How the Post Office Created America, a History by Winifred Gallaher 
How the post Office Created America tells the story of the surprising role of the post office in the nation’s political, social, economic and physical development. For the longest time it  the post office was the U.S. government’s largest and most important endeavor and was established in 1775 before the signing of the Declaration of Independence.  The authors takes you on a journey, as the post office was the catalyst of the industrial economy (transportation grid, customer service cultured and the political party system. Gallagher argues that Americans should understand what the post office has accomplished since 1775 and what it can contribute to a 21st century.

Rites of Conquest: The History and Culture of Michigan’s Native Americans by Charles E. Cleland  
Rites of Conquest narrates the struggle of Michigan Native Peoples; Ojibwa, Ottawa, and Potawatomi. For many thousands of years before the arrival of Europeans, Michigan’s native peoples, the Anishnabeg thrived in the forests and along the shores of the Great Lakes, their cultures in delicate social balance and in economic harmony with the natural order.  The French quest for furs, the colonial aggression of the British, and the invasion of native homelands by American settlers is the backdrop for its fascinating saga of their resistance and accommodation to the new social order.  Michigan Native American’s look to their values and traditions that set them apart as the most enduring peoples of the Great Lakes region. 

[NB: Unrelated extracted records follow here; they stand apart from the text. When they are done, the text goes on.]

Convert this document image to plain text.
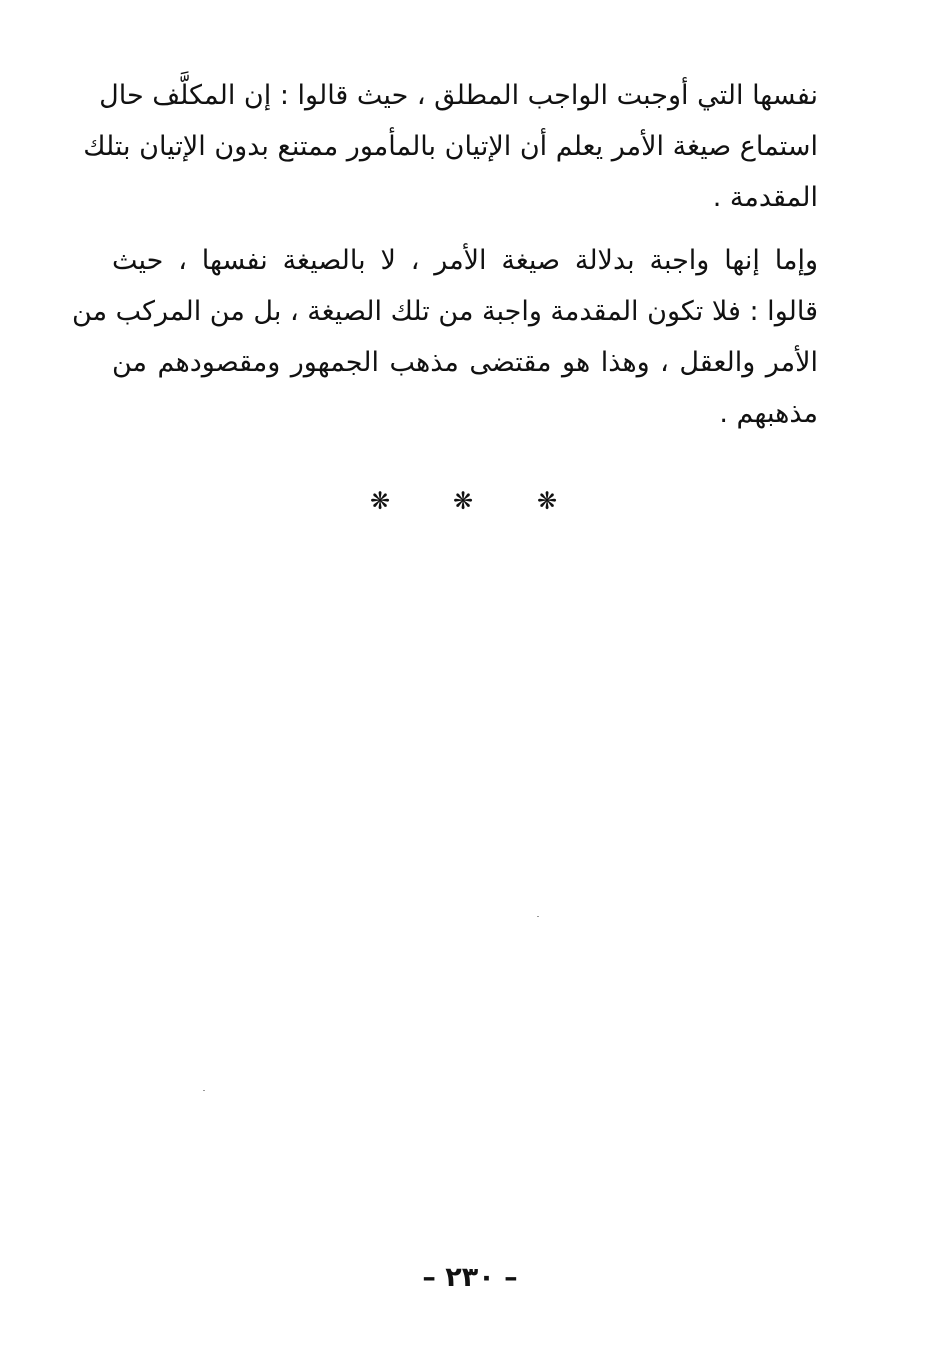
نفسها التي أوجبت الواجب المطلق ، حيث قالوا : إن المكلَّف حال
استماع صيغة الأمر يعلم أن الإتيان بالمأمور ممتنع بدون الإتيان بتلك
المقدمة .
وإما إنها واجبة بدلالة صيغة الأمر ، لا بالصيغة نفسها ، حيث
قالوا : فلا تكون المقدمة واجبة من تلك الصيغة ، بل من المركب من
الأمر والعقل ، وهذا هو مقتضى مذهب الجمهور ومقصودهم من
مذهبهم .
❋	❋	❋
– ٢٣٠ –
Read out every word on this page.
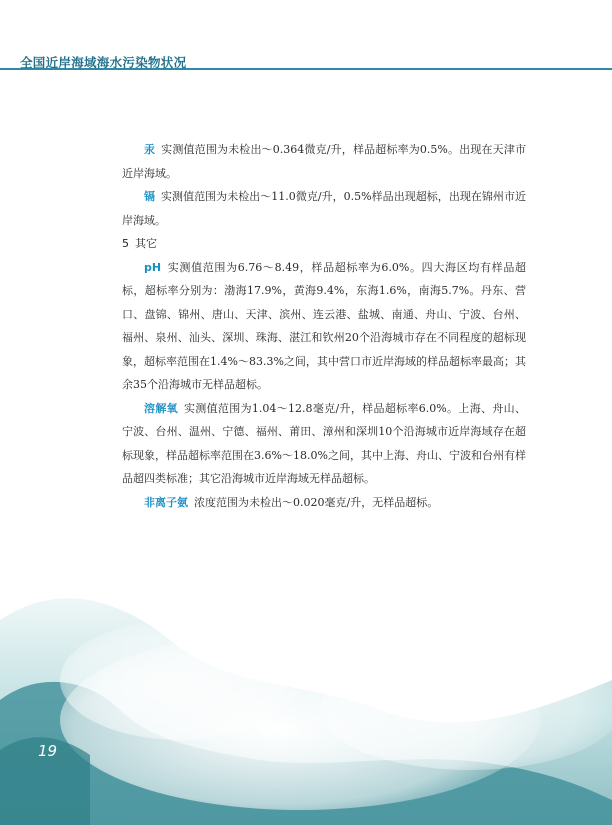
全国近岸海域海水污染物状况

汞 实测值范围为未检出～0.364微克/升，样品超标率为0.5%。出现在天津市近岸海域。

镉 实测值范围为未检出～11.0微克/升，0.5%样品出现超标，出现在锦州市近岸海域。

5 其它

pH 实测值范围为6.76～8.49，样品超标率为6.0%。四大海区均有样品超标，超标率分别为：渤海17.9%，黄海9.4%，东海1.6%，南海5.7%。丹东、营口、盘锦、锦州、唐山、天津、滨州、连云港、盐城、南通、舟山、宁波、台州、福州、泉州、汕头、深圳、珠海、湛江和钦州20个沿海城市存在不同程度的超标现象，超标率范围在1.4%～83.3%之间，其中营口市近岸海域的样品超标率最高；其余35个沿海城市无样品超标。

溶解氧 实测值范围为1.04～12.8毫克/升，样品超标率6.0%。上海、舟山、宁波、台州、温州、宁德、福州、莆田、漳州和深圳10个沿海城市近岸海域存在超标现象，样品超标率范围在3.6%～18.0%之间，其中上海、舟山、宁波和台州有样品超四类标准；其它沿海城市近岸海域无样品超标。

非离子氨 浓度范围为未检出～0.020毫克/升，无样品超标。

19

Wicked Takes the Witness Stand: A tale of murder and twisted deceit in Northern Michigan by Mardi Link
The author of When Evil Came to Good Hart and Isadore’s Secret, has written a third book of Michigan true crime. Wicked Takes the Witness stand provides a narrative on an unsolved mysterious case that sucked the state police and local officials into a morass of perjury and cover-up, which led to the separate condition and imprisonment of five innocent men.